Стало уж светать. А они все сидели. Хозяину было мучительно скучно. Он встал.
– Спать – так спать, – сказал Серпуховской, вставая и шатаясь, и, отдуваясь, пошел в отведенную комнату.
Хозяин лежал с любовницей.
– Нет, он невозможен. Напился и врет не переставая.
– И за мной ухаживает.
– Я боюсь, будет просить денег.
Серпуховской лежал нераздетый на постели и отдувался.
«Кажется, я много врал, – подумал он.-Ну все равно. Вино хорошо, но свинья он большая. Купеческое что-то. И я свинья большая, – сказал он сам себе и захохотал. – То я содержал, то меня содержат. Да, Винклерша содержит – я у ней деньги беру. Так ему и надо, так ему и надо! Однако раздеться, сапоги не снимешь».
– Эй! Эй! – крикнул он, но человек, приставленный к нему, ушел давно спать.
Он сел, снял китель, жилет и штаны стоптал с себя кое-как, но сапог долго не мог стащить, брюхо мягкое мешало.

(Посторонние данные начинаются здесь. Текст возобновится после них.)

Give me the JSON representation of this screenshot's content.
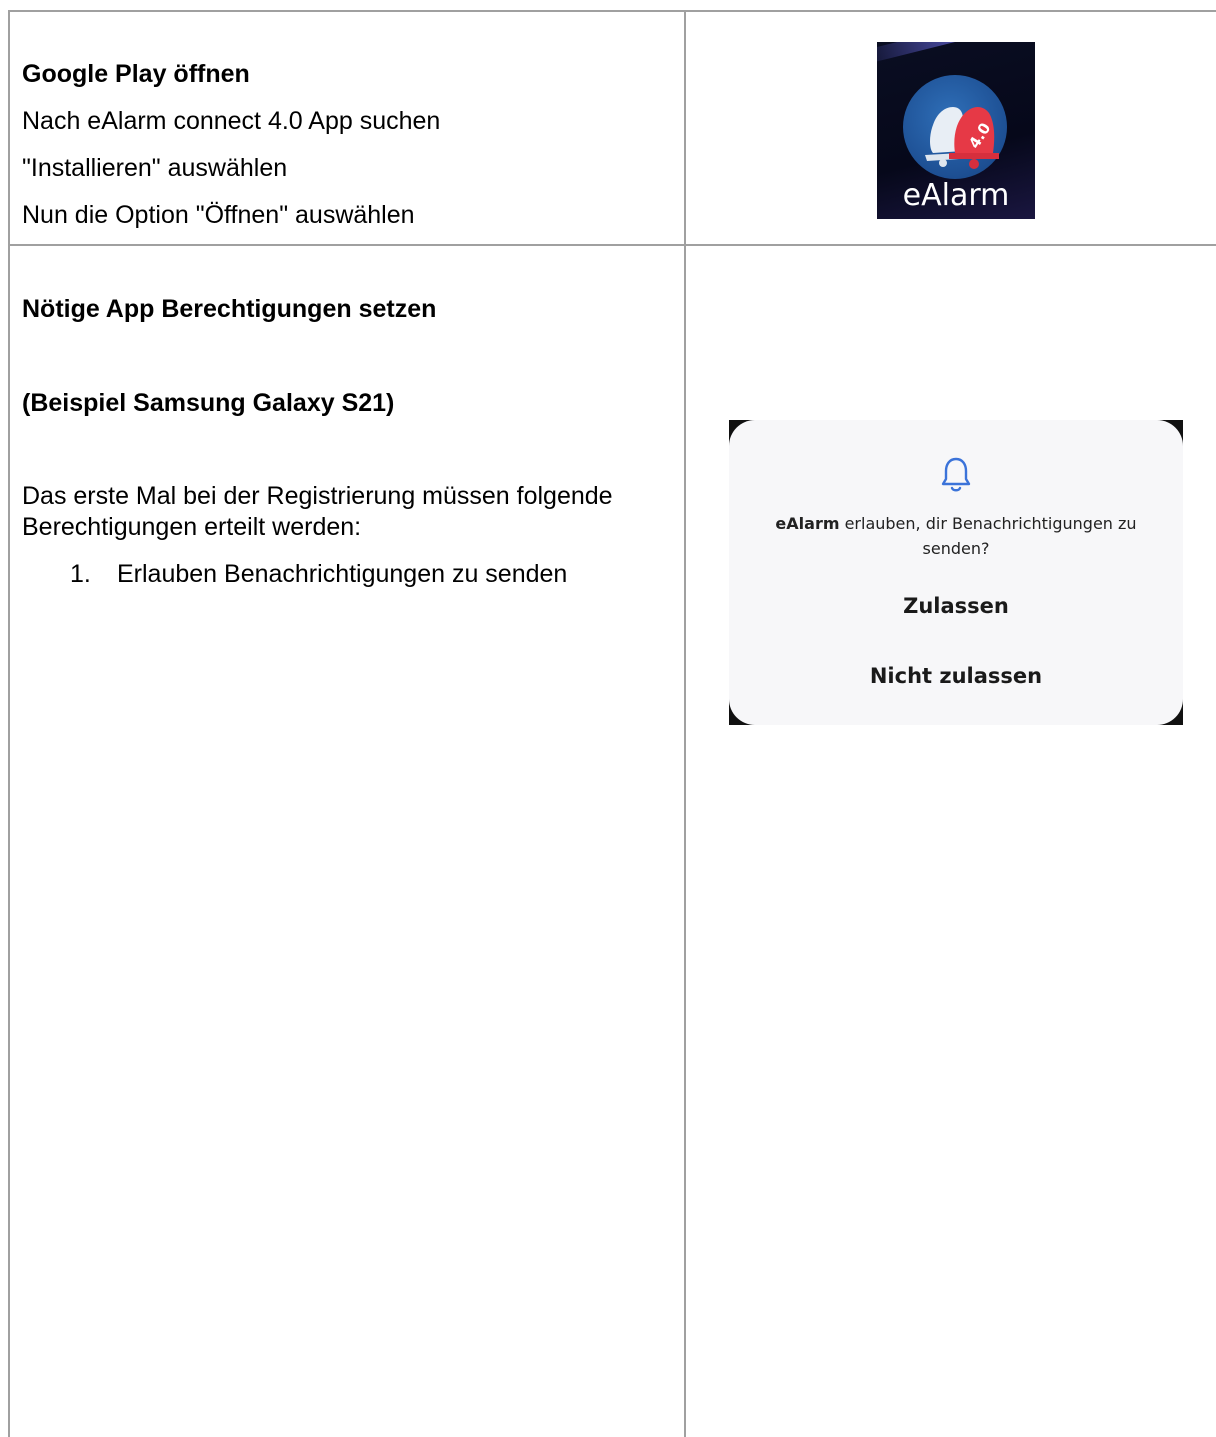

Кое-как стащил один, другой – бился, бился, запыхался и устал. И так, с ногой в голенище, повалился и захрапел, наполняя всю комнату запахом табаку, вина и грязной старости.
Глава XII
Ежели Холстомер что еще вспоминал в эту ночь, то его развлек Васька. Кинул на него попону и поскакал, до утра он держал его у двери кабака с мужицкой лошадью. Они лизались. Утром он пошел в табун и все чесался.